Die MonsterinselHier in Schöneberg – ich bin hier aufgewachsen – in der Hauptstraße oben, da waren früher drei Kinos und am Wochenende liefen da im Jugendprogramm nur die japanischen Godzilla-Filme, die Hammer-Horrorfilme, die alten Universal-Monsterfilme, so ein paar „Jack Arnold“-Filme, Planet der Affen kam dann später noch dazu, manchmal noch mal so etwas wie Ben & Willard aber eigentlich kam da nur Horror-Schlonz. Ich war irgendwann schockiert festzustellen, dass es auch Filme gibt, in denen keine Monster vorkommen; im Fernsehen oder so. Ich fand es normal und deswegen ist die Sozialisation da entscheidend gewesen.

Ich habe mir dafür auch die Laserdiscs gekauft, weil früher die Godzilla-Filme gar nicht erst rausgekommen sind – gerade die aus den frühen Neunzigern – und die einzige Möglichkeit die zu sehen, war sich die als Laserdisc über das Videodrom in Berlin in Japan als Laserdisc bestellen zu lassen. Die haben dann immer 119 Mark oder so gekostet und dann hatte ich einen neuen Godzilla-Film in Japanisch.

Hast du einen Lieblingsmonsterfilm und gab es in den letzten Jahren sehenswerte Monsterfilme für dich?
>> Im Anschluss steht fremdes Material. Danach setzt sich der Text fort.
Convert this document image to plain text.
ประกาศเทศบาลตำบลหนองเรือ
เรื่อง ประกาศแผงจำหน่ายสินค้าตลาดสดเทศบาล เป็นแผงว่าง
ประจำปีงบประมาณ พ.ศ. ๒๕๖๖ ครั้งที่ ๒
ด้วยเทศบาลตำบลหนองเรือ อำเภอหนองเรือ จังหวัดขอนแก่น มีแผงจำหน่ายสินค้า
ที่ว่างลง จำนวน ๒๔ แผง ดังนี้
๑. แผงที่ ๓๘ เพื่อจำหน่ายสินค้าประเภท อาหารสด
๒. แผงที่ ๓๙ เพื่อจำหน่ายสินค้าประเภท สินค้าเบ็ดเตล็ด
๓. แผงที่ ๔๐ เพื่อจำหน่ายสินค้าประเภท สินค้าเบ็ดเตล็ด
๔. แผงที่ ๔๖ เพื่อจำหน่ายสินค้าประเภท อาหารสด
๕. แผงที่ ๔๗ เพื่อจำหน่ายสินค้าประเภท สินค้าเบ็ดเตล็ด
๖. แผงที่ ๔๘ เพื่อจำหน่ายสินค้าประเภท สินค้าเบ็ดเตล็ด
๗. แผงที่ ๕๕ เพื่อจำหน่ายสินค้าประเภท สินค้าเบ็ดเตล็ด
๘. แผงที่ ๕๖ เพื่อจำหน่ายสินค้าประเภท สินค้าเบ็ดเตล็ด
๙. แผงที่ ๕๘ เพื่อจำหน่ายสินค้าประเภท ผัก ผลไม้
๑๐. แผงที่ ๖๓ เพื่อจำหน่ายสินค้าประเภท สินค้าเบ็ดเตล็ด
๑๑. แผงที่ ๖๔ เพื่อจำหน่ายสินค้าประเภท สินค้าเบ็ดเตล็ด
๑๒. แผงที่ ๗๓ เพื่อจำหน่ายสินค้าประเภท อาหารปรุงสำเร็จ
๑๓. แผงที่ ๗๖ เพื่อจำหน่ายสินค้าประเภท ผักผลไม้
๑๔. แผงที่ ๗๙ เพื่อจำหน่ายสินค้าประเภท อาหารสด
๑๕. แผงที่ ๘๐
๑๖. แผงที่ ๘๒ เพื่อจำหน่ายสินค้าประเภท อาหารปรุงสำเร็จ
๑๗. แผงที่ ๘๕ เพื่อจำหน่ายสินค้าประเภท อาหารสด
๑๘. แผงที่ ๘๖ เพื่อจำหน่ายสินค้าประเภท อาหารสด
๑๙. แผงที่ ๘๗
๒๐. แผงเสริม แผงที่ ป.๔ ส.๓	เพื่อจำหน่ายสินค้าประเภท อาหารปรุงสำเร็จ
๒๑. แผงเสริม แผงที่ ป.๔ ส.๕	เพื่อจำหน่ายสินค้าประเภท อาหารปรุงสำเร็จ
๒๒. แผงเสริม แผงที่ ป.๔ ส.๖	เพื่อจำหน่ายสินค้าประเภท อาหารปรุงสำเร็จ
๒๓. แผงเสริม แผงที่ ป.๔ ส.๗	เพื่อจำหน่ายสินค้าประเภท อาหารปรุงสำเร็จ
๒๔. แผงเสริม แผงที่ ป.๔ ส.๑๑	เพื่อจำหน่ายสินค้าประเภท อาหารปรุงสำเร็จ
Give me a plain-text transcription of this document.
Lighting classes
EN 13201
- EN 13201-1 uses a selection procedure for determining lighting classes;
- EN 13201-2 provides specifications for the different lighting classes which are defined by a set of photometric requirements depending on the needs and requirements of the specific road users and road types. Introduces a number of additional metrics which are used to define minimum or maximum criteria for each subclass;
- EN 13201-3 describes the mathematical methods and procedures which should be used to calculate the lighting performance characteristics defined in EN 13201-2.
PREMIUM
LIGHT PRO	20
Shingodzilla war toll. Also der vorletzte Godzilla-Film von 2015. Der ist von Splendid auf DVD rausgekommen – Mitte letzten Jahres glaube ich. Das ist tatsächlich eine direkte Umsetzung der Fukushima-Katastrophe mit all den Dingen, die die japanische Regierung damals auch verbockt hat. Das ist ein durch und durch politischer Film. Ist vielleicht ein bisschen ermüdend für „Westler“, wenn man sich da nicht so auskennt. Aber ich fand den total super und die Kritiken waren eigentlich auch alle recht gut.

Und dein Lieblings-Monsterfilm? So von allen, die du bisher gesehen hast?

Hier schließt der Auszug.